Menteri Kelautan dan Perikanan Sakti Wahyu Trenggono mengajak para pelaku usaha bisa mengoptimalkan potensi investasi di bidang kelautan dan perikanan. Hal itu sejalan dengan rencana yang telah dibuat oleh Kementerian Kelautan dan Perikanan (KKP) dalam menerapkan Kebijakan Penangkapan Terukur di 11 Wilayah Pengelolaan Perikanan Negara Republik Indonesia (WPPNRI) pada awal tahun 2022.
"Untuk itu, di tahun 2022, kita akan coba menerapkan kebijakan baru, yaitu penangkapan ikan terukur, berbasis pada kuota," kata Trenggono dalam keterangan tertulis Jumat (3/12/2021).
Saat menghadiri Rapat Pimpinan Nasional Kamar Dagang dan Industri Indonesia (Rapimnas KADIN) di Denpasar, Bali, Trenggoni mengatakan dengan menerapkan hal tersebut, ia yakin kebijakan ini bisa memiliki multiplier effect bagi pembangunan nasional. Lalu bisa mendukung perkembangan ekonomi agar tidak hanya berfokus pada Pulau Jawa saja.
SCROLL TO CONTINUE WITH CONTENT
"Saya yakin kebijakan ini dapat menjadi peluang dan dioptimalkan oleh rekan-rekan dari KADIN, baik bagi pusat maupun daerah. Dan hal ini juga mendukung apa yang menjadi pesan dari Bapak Presiden, yaitu bagaimana ekonomi tidak Java Sentris, tetapi terdistribusi ke daerah," tambah Trenggono.
Trenggono menambahkan, ada tiga potensi investasi yang dapat digarap oleh para pelaku usaha di Indonesia. Adapun tiga potensi investasi itu meliputi penangkapan ikan, pengolahan pelabuhan, industri perikanan.

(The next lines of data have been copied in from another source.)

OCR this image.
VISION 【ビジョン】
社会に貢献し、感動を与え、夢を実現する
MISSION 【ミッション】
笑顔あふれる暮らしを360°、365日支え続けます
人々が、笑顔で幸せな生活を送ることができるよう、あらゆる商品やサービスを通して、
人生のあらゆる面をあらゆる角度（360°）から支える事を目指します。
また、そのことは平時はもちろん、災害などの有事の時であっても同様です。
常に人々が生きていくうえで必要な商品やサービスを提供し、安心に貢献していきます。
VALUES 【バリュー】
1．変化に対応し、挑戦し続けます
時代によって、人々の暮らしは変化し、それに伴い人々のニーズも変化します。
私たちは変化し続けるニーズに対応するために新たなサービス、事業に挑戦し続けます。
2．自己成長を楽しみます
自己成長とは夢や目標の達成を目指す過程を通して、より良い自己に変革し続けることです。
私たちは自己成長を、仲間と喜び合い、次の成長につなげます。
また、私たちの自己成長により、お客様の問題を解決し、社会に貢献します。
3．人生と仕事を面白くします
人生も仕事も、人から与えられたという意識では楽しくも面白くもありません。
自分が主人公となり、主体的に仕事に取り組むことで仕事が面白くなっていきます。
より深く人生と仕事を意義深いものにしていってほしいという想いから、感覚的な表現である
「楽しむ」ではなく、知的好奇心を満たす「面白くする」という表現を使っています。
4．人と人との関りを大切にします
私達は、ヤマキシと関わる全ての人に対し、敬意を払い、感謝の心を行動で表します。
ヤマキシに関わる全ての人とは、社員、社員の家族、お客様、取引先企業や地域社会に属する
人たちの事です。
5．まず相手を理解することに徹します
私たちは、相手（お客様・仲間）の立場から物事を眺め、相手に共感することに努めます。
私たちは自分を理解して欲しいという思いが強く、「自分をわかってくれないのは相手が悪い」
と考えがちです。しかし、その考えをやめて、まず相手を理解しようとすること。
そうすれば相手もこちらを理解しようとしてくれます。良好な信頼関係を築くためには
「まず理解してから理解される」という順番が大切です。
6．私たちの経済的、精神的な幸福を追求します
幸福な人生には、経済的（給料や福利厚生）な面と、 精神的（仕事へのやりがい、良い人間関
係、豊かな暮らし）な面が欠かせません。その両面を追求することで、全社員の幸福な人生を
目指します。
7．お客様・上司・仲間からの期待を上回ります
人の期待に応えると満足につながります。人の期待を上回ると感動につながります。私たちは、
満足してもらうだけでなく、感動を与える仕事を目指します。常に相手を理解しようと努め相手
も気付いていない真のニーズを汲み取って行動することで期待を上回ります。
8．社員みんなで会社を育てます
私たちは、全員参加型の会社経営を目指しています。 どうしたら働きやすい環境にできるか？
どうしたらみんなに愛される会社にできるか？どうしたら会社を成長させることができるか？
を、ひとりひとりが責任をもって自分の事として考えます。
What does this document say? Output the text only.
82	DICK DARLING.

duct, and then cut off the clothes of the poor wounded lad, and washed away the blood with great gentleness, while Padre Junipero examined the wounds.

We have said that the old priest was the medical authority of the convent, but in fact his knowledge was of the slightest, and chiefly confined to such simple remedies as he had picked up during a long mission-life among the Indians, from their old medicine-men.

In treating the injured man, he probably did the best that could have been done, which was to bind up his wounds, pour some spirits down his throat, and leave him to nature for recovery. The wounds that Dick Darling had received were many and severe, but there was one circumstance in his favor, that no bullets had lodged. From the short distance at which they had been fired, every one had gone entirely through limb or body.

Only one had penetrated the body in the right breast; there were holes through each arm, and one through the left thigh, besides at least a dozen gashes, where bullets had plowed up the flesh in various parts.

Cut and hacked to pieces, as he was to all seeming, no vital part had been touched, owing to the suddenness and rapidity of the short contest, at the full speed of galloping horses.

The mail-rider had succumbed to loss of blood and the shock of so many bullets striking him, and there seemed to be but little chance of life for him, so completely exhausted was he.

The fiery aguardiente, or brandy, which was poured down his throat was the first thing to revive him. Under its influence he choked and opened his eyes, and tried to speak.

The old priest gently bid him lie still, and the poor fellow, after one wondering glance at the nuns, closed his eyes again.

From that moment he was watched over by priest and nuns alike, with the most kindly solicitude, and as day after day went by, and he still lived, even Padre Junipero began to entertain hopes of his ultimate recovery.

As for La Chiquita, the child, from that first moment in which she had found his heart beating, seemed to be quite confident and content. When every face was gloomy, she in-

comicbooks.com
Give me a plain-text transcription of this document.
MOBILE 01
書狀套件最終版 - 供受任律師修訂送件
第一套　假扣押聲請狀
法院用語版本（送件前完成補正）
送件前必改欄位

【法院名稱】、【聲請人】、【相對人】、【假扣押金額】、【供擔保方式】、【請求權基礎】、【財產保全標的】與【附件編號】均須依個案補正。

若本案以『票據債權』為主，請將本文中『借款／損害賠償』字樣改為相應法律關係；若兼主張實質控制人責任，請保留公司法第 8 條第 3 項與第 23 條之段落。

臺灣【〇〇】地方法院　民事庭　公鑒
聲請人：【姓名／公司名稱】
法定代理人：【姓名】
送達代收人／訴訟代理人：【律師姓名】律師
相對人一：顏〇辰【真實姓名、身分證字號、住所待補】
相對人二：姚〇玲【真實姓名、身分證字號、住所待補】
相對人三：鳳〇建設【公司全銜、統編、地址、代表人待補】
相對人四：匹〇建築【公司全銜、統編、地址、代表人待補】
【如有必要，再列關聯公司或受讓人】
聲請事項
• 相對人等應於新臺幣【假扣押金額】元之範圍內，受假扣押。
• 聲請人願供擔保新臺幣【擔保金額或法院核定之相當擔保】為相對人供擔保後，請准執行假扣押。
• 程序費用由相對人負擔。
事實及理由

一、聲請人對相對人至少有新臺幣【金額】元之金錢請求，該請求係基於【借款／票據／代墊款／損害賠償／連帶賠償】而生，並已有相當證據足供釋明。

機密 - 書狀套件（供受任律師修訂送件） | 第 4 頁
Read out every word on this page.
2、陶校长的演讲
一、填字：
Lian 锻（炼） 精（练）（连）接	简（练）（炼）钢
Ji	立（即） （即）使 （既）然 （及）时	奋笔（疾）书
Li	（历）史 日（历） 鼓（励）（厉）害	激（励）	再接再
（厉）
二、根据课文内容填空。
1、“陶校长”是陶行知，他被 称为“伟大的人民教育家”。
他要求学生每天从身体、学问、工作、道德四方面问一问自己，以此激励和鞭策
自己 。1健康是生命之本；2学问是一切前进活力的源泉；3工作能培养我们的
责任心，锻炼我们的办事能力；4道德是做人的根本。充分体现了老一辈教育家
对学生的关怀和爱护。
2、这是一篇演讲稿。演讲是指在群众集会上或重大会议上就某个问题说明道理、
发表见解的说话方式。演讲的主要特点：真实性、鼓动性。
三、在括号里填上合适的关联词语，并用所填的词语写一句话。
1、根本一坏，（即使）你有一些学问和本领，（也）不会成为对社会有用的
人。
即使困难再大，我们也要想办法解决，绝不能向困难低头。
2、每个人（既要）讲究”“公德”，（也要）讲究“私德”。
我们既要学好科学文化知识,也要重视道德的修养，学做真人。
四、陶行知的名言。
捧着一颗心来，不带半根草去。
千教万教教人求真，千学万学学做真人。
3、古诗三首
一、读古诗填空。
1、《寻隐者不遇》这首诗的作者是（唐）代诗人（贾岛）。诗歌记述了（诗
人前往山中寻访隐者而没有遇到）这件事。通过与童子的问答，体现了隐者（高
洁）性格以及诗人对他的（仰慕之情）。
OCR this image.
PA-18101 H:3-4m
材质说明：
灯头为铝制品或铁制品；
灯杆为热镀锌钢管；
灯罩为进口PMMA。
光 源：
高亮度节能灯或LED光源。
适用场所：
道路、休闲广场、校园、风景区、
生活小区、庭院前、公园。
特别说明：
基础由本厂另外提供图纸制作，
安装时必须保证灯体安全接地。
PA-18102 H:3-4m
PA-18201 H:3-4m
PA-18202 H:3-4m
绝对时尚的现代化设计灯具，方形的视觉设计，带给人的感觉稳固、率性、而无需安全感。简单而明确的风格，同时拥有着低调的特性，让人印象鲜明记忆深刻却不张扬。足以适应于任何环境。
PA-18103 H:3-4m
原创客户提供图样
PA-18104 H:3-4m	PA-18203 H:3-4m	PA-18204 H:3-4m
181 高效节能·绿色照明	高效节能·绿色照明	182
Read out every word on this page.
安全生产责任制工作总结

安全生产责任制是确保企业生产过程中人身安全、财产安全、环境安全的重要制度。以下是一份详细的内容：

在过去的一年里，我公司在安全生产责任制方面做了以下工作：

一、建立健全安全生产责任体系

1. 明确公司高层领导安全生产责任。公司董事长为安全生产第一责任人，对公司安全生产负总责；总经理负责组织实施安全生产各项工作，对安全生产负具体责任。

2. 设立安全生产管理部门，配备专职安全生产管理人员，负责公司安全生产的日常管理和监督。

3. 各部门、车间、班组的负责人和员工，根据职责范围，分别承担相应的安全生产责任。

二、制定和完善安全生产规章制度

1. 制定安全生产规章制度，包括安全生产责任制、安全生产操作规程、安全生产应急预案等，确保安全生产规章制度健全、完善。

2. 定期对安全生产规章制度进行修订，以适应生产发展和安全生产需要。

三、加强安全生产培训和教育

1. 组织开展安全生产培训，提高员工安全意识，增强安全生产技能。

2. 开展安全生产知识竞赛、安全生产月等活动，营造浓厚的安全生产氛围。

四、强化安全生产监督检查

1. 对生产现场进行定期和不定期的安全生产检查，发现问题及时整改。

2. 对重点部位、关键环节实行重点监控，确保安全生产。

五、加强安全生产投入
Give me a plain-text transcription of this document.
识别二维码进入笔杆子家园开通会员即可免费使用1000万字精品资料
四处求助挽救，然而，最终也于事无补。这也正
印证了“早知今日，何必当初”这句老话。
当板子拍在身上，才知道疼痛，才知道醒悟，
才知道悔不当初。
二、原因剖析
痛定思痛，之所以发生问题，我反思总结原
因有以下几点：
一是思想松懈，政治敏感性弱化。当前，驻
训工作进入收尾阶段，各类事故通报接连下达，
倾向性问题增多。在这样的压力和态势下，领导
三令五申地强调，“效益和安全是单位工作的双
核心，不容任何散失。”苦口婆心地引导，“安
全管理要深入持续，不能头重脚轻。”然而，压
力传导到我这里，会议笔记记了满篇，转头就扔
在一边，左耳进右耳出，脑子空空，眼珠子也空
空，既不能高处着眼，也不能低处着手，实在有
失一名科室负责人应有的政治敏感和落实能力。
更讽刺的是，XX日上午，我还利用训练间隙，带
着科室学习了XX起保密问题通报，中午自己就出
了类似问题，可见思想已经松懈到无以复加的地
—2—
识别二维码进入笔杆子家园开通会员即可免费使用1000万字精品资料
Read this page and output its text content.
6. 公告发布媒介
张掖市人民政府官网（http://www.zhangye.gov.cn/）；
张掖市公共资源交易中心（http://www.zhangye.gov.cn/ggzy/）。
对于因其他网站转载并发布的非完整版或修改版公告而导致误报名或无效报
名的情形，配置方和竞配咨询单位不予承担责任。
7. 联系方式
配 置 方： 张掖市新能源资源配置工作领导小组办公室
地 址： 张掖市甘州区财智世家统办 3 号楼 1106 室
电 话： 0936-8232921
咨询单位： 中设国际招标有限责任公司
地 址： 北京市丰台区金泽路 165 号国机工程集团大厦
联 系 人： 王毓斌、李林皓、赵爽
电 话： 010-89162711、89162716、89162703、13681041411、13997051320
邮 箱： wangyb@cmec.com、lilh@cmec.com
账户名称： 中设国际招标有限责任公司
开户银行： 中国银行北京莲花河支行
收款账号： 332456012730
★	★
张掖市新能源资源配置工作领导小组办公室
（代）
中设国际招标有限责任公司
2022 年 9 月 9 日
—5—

"Turunan usahanya seperti pengalengan ikan, coldstorage, pabrik es, hingga pengawetan ikan untuk industri perikanan. Kemudian di bidang pengolahan pelabuhan di antaranya usaha perbaikan dan perawatan kapal, kafe atau restoran, penyediaan air bersih, hingga apartemen nelayan," tambahnya.
Trenggono menambahkan, penyerapan tenaga kerja untuk mendukung penerapan kebijakan ini diprediksi hampir 1 juta orang, yang terdiri dari anak kapal, pekerja unit pengolahan ikan, serta pekerja bongkar muat dan informal. Perkiraan perputaran udang yang dihasilkan mencapai Rp281 triliun per tahun.
Kebijakan Penangkapan Terukur merupakan cara KKP dalam mengendalikan penangkapan ikan dengan menerapkan sistem kuota (catch limit) kepada setiap pelaku usaha.
"Hal ini dilakukan untuk menghindari terjadinya overfishing sehingga populasi perikanan terjaga dan sekaligus juga menghapus stigma tingginya praktik illegal, unreported, unregulated fishing (IUUF) di Indonesia dan berubah menjadi legal, reported, regulated fishing (LRRF)," katanya.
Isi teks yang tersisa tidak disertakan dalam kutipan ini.